En France, dès 2007, des chercheurs comme Olivier Le Deuff et Alexandre Serres travaillent sur les articulations à trouver entre les littératies informationnelles, médiatiques et numériques. La translittératie apparaît alors comme un concept intégrateur. Divina Frau-Meigs, qui anime le projet Trans-lit, note ainsi que : « le néologisme de « translittératie », […] peut être considéré comme opératoire, car il regroupe en son sein la triple maîtrise de l’information, des médias et du numérique et englobe la notion d’éducation (à la française, comme dans « éducation aux médias ») et la notion d’alphabétisation (à l’anglaise, comme dans « media literacy »), rendant compte de la double dimension abstraite et pragmatique du phénomène considéré. »4

L’EMI regroupe cette triade que forment la culture médiatique, la culture informationnelle et la culture numérique, aujourd’hui au centre de préoccupations scientifiques, professionnelles et institutionnelles dans le champ des S.I.C. Elle implique des notions d’information-documentation qui doivent être étudiées dans le cadre des enseignements disciplinaires.

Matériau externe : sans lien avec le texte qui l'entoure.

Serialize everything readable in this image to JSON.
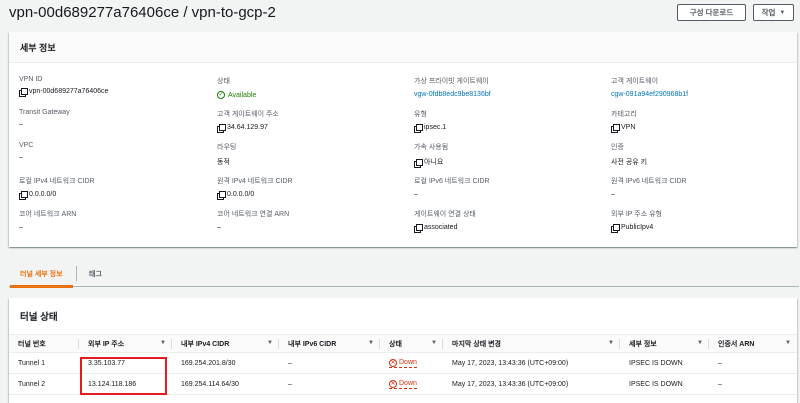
{
  "header": {
    "title": "vpn-00d689277a76406ce / vpn-to-gcp-2",
    "download_label": "구성 다운로드",
    "actions_label": "작업"
  },
  "details": {
    "heading": "세부 정보",
    "fields": {
      "vpn_id": {
        "label": "VPN ID",
        "value": "vpn-00d689277a76406ce"
      },
      "state": {
        "label": "상태",
        "value": "Available"
      },
      "vgw": {
        "label": "가상 프라이빗 게이트웨이",
        "value": "vgw-0fdb8edc9be8136bf"
      },
      "cgw": {
        "label": "고객 게이트웨이",
        "value": "cgw-091a94ef290968b1f"
      },
      "tgw": {
        "label": "Transit Gateway",
        "value": "–"
      },
      "cgw_address": {
        "label": "고객 게이트웨이 주소",
        "value": "34.64.129.97"
      },
      "type": {
        "label": "유형",
        "value": "ipsec.1"
      },
      "category": {
        "label": "카테고리",
        "value": "VPN"
      },
      "vpc": {
        "label": "VPC",
        "value": "–"
      },
      "routing": {
        "label": "라우팅",
        "value": "동적"
      },
      "acceleration": {
        "label": "가속 사용됨",
        "value": "아니요"
      },
      "auth": {
        "label": "인증",
        "value": "사전 공유 키"
      },
      "local_ipv4": {
        "label": "로컬 IPv4 네트워크 CIDR",
        "value": "0.0.0.0/0"
      },
      "remote_ipv4": {
        "label": "원격 IPv4 네트워크 CIDR",
        "value": "0.0.0.0/0"
      },
      "local_ipv6": {
        "label": "로컬 IPv6 네트워크 CIDR",
        "value": "–"
      },
      "remote_ipv6": {
        "label": "원격 IPv6 네트워크 CIDR",
        "value": "–"
      },
      "core_arn": {
        "label": "코어 네트워크 ARN",
        "value": "–"
      },
      "core_attach_arn": {
        "label": "코어 네트워크 연결 ARN",
        "value": "–"
      },
      "gw_assoc_state": {
        "label": "게이트웨이 연결 상태",
        "value": "associated"
      },
      "outside_ip_type": {
        "label": "외부 IP 주소 유형",
        "value": "PublicIpv4"
      }
    }
  },
  "tabs": [
    {
      "label": "터널 세부 정보"
    },
    {
      "label": "태그"
    }
  ],
  "tunnels": {
    "heading": "터널 상태",
    "columns": [
      "터널 번호",
      "외부 IP 주소",
      "내부 IPv4 CIDR",
      "내부 IPv6 CIDR",
      "상태",
      "마지막 상태 변경",
      "세부 정보",
      "인증서 ARN"
    ],
    "rows": [
      {
        "number": "Tunnel 1",
        "outside_ip": "3.35.103.77",
        "inside_ipv4": "169.254.201.8/30",
        "inside_ipv6": "–",
        "status": "Down",
        "last_change": "May 17, 2023, 13:43:36 (UTC+09:00)",
        "details": "IPSEC IS DOWN",
        "cert_arn": "–"
      },
      {
        "number": "Tunnel 2",
        "outside_ip": "13.124.118.186",
        "inside_ipv4": "169.254.114.64/30",
        "inside_ipv6": "–",
        "status": "Down",
        "last_change": "May 17, 2023, 13:43:36 (UTC+09:00)",
        "details": "IPSEC IS DOWN",
        "cert_arn": "–"
      }
    ]
  },
  "colors": {
    "link": "#0073bb",
    "available": "#1d8102",
    "down": "#d13212",
    "tab_active": "#ec7211",
    "highlight": "#e31b23"
  }
}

Dans ce contexte, avec l’entrée en vigueur de l’EMI dans les programmes, nous cherchons à étudier l’adresse URL dans un cadre d’enseignement extra-méthodologique. Ainsi, l’URL pourrait-elle être considérée comme un objet d’étude info-documentaire et justifier l’engagement d’un travail pour sa didactisation ?

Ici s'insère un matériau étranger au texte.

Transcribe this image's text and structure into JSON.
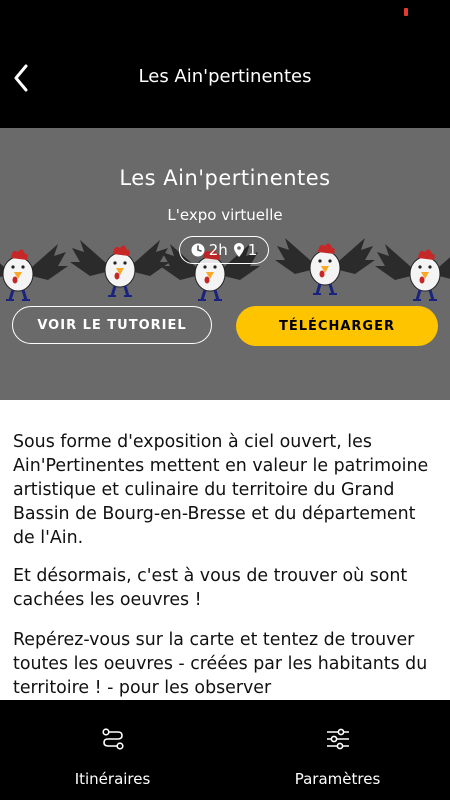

Une première partie définitoire, suivie de l’étude des potentiels enjeux économiques, commerciaux, éthiques et politiques liés à l’adresse URL, nous mène à un état des lieux de la place qui lui est actuellement donnée dans les programmes et dans les enseignements menés sur le terrain. Nous définissons alors ce qu’est un objet d’étude afin d’en délimiter les contours et ainsi déterminer des angles d’approche de l’adresse URL selon les différents champs disciplinaires impliqués avant d’énoncer les suppositions qui ont guidé nos axes d’étude dans l’enquête. Nous abordons dans un second temps l’élaboration d'une enquête menée auprès de 60 collégiens du Maine-et-Loire, en présentant le questionnaire, le cadre de son déroulement et de sa conduite, puis en expliquant le mode opératoire choisi pour l’analyse des résultats. Enfin, nous présentons les résultats bruts et leur analyse avant d’engager une discussion qui permet de confronter nos suppositions aux cas concrets du terrain puis d’apporter des éléments de réponse à notre interrogation initiale.

2. Conclusion des travaux menés

Nous avons engagé ce travail de recherche dans le but de proposer une évaluation diagnostique de la place accordée à l’adresse URL dans l’enseignement secondaire au travers des programmes scolaires et de l’utilisation qui en est faite par des élèves de collège lors de la navigation. Nous souhaitions ainsi appréhender le bien fondé de sa potentielle didactisation à l’heure où l’information-documentation intègre l’EMI.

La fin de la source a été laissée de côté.